The religion of art abandons most often the painter too much flattered, too much petted, too happy.

Thursday, May 27, 2010

Random Inspiration: Richard E. Miller Part II

Miller was born March 22nd, 1875 in the "Gateway City," St. Louis, Missouri. In the short time between 1803, when the city was acquired by the United States during the Louisiana Purchase, and Miller's birth, St. Louis had become one of the most important cities in the country, providing one of the largest trade ports in the nation, and offering the jumping-off point for all of America's western expansion. With the industrialization of St. Louis, came prosperity to the city, and soon after, increased educational and cultural opportunities. Miller's father, a civil engineer, enjoyed the offerings of his metropolitan area, and often brought his family to the Saint Louis Symphony Orchestra and the city's Museum of Fine Arts at Washington University. With this early introduction to the arts, Richard Miller's course was set.

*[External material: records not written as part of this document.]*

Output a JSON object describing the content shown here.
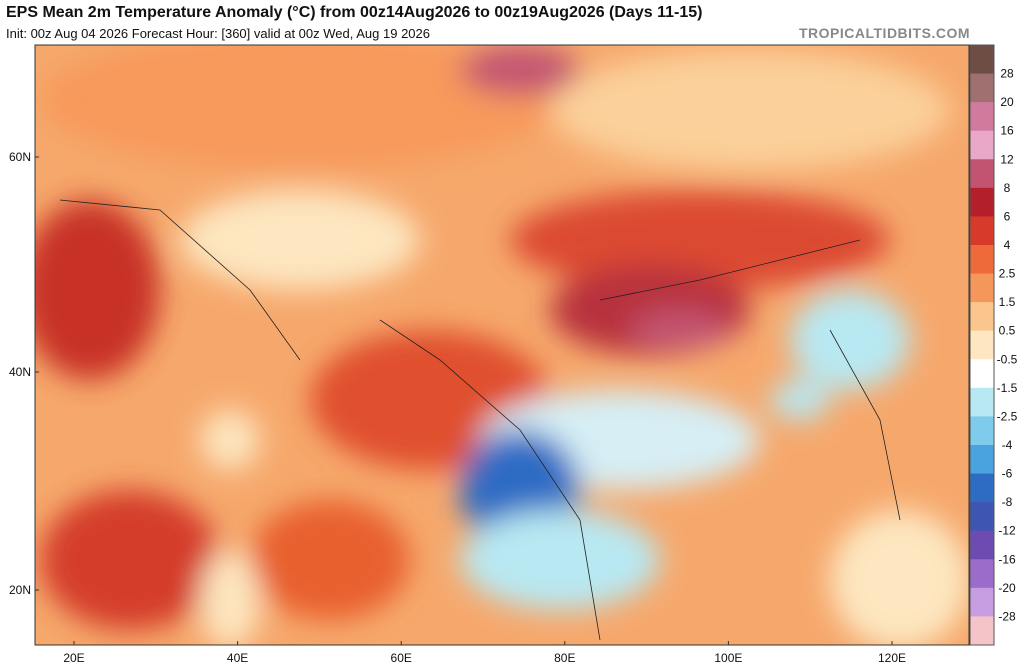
{
  "header": {
    "title": "EPS Mean 2m Temperature Anomaly (°C) from 00z14Aug2026 to 00z19Aug2026 (Days 11-15)",
    "subtitle": "Init: 00z Aug 04 2026   Forecast Hour: [360]   valid at 00z Wed, Aug 19 2026",
    "site": "TROPICALTIDBITS.COM"
  },
  "map": {
    "lat_labels": [
      "60N",
      "40N",
      "20N"
    ],
    "lon_labels": [
      "20E",
      "40E",
      "60E",
      "80E",
      "100E",
      "120E"
    ]
  },
  "colorbar": {
    "labels": [
      "28",
      "20",
      "16",
      "12",
      "8",
      "6",
      "4",
      "2.5",
      "1.5",
      "0.5",
      "-0.5",
      "-1.5",
      "-2.5",
      "-4",
      "-6",
      "-8",
      "-12",
      "-16",
      "-20",
      "-28"
    ],
    "colors": [
      "#6e4d44",
      "#a07070",
      "#d07a9e",
      "#e9a8c8",
      "#c25472",
      "#b3202c",
      "#d73a2a",
      "#ee6a3a",
      "#f5975a",
      "#fbc68e",
      "#fde6c0",
      "#ffffff",
      "#b8e8f2",
      "#7fcbec",
      "#4aa3df",
      "#2e6cc4",
      "#3f55b2",
      "#6d4bb0",
      "#9b6cc9",
      "#c69de0",
      "#f4c4c8"
    ]
  }
}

Despite his father later balking at the teen-aged Miller's idea of becoming a professional artist, it seems that his family was very supportive of Richard's artistic pursuits. By the age of 12, he was making pastel and watercolor portraits of his family members, and by the time he was in high school, he was working as a "brush-boy" for local portrait artist, George Eichbaum. When it came time for Miller to begin his formal training, and his father tried to dissuade him from studying art, Miller pointed to his neighbor's example, who, at only one year Miller's senior, was working by day as a lithographer and taking night courses at the St. Louis School of Fine Arts. Miller is purported to have said, "If Oscar Berninghaus can do it, I can too."¹ (Berninghaus later gained fame as a member of the Taos Society of Artists in New Mexico). In 1891, Miller enrolled in the School of Fine Arts' night classes while working days in his father's office: the following year he became a full-time student while also working as a clerk at the American Art Company.